The building aims to be very green, but isn't pursuing LEED certification. Its environmentally friendly and sustainable features will also include operable windows, a green roof, rain garden, solar panels, bike parking for around 30 bikes, and showers for cycle commuters.
The building is very much a boutique project, “a legacy project” says Trevithick, that the owner intends to keep, not sell. Concrete and steel would've been cheaper, she says. (How much isn't clear.) “I know there was a little bit of a premium to go with DLT.”
Mass timber is probably a faster method of construction, compared with concrete and steel. And the permitting was speedy, with no city of Kirkland design review because of its small size.
“It was really nice,” says Trevithick of the blank-paper design process, with no one looking over their shoulders.
Thirty-foot zoning for the site also capped the height and scale of the project.
“That was the biggest challenge,” says Trevithick.
Says Schoenfeld, “A small project like this is a little unusual for LMN.” All the permits came quickly, in part because of the scale. “It's actually been very painless.”
Because mass timber projects have most of their components pre-cut offsite, assembly can be very quick — almost like modular construction. Schoenfeld isn't worried about the supply chain or product delivery from StructureCraft. “They are starting the fabrication very soon.”
That wood should begin snapping into place next summer. Sierra's project website targets the fourth quarter of next year for completion.
CBRE estimates that the tower crane will go up in the first quarter of 2020. Shoring and excavation are now underway. That's being done with concrete, of course; and the building core will be concrete, too.
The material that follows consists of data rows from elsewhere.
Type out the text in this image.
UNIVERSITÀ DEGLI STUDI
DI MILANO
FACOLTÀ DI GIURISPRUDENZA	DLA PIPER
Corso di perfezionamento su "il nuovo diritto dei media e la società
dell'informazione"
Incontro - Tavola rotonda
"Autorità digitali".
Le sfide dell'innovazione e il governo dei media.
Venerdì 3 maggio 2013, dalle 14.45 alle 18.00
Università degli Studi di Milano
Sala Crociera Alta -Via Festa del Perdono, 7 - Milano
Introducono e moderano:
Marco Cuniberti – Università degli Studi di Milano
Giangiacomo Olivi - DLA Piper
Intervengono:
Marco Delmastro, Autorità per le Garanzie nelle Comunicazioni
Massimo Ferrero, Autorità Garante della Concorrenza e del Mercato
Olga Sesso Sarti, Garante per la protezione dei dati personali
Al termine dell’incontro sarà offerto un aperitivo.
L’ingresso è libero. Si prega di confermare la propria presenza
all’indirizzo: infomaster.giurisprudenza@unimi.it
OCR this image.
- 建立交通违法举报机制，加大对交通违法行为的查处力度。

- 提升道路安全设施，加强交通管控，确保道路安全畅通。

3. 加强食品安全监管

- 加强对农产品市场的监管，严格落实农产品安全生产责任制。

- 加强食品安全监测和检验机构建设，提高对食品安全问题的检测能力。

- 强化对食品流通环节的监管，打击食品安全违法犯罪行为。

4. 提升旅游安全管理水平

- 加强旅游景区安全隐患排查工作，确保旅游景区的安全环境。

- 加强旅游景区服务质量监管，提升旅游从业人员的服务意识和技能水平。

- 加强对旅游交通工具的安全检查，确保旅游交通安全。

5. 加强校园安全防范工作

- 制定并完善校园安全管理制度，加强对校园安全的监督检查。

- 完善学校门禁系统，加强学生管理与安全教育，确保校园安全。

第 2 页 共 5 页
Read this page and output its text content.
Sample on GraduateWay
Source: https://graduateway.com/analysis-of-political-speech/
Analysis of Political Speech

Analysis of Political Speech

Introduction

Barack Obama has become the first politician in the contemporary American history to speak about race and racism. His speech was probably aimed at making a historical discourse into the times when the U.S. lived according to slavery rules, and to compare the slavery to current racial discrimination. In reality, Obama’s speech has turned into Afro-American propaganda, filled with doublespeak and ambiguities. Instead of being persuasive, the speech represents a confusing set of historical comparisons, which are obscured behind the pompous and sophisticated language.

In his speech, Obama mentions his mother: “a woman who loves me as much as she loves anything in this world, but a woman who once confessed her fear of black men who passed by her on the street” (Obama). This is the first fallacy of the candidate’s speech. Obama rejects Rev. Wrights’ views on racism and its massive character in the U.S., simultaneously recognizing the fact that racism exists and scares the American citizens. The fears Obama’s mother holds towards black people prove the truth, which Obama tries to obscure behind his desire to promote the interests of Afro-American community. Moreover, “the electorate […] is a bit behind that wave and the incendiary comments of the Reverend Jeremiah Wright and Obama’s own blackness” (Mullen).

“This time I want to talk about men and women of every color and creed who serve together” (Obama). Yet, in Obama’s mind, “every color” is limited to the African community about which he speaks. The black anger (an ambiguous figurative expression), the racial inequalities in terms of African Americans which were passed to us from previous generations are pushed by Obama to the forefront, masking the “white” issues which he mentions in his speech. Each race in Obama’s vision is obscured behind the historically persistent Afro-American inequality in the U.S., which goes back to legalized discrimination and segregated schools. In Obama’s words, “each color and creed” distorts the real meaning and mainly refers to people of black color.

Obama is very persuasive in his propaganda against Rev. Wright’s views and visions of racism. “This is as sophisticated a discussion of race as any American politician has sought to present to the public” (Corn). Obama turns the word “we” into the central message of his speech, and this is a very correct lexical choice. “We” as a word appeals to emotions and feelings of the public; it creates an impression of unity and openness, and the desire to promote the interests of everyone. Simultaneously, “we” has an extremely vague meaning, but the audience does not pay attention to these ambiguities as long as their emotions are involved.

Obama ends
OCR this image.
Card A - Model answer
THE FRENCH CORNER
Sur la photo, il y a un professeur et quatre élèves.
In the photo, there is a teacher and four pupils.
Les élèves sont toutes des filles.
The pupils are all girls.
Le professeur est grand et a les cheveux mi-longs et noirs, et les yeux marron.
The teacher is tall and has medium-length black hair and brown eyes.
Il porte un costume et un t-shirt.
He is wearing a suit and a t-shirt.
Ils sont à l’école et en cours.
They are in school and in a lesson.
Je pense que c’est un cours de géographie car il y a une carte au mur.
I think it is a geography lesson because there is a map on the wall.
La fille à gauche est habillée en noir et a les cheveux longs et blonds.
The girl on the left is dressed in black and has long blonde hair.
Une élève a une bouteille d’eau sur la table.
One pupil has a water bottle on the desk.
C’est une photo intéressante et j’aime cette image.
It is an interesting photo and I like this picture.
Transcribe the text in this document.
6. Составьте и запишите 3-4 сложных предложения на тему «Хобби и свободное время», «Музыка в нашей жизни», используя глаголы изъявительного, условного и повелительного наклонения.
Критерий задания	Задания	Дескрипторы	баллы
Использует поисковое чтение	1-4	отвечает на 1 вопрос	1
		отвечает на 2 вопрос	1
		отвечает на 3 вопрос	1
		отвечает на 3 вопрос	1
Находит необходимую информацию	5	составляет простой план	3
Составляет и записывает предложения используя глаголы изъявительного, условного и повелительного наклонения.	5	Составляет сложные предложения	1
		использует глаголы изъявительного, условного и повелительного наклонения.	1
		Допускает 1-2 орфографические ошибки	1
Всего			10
Mass timber is also clean — both before and after construction. CBRE emphasizes no glue and no off-gassing, thus “creating a one-of-a-kind renewable and environmentally friendly building.”
Project ownership is somewhat opaque. Mt Baker Holdings LLC acquired the property under a different name in 2002 for $4 million. It's governed by a trust whose officers, based at Carillon Point, often represent family trusts and investments associated with Bill Gates.
The prominent triangular site, totaling a bit over an acre, is bounded by Lakeview and Lake Washington Boulevard Northeast — right at the entrance to Carillon Point.
The project is apparently proceeding on spec. CBRE's Tom Bohman and Tim Owen are marketing the space as one or two floors, with a maximum total capacity of around 400 workers. If one tenant takes the building, say the architects, open stairs and punch-throughs would be easy to add.
The team also includes Triad Associates, surveyor; GeoEngineers, geotechnical engineer; Coughlin Porter Lundeen, structural and civil engineer; Hewitt, landscape architect; Rushing, MEP engineer; Fisher Marantz Stone, lighting designer; Fortune Shepler Saling, vertical transportation consultant; Morrison Hershfield, building envelope consultant; and Ground Support, shoring.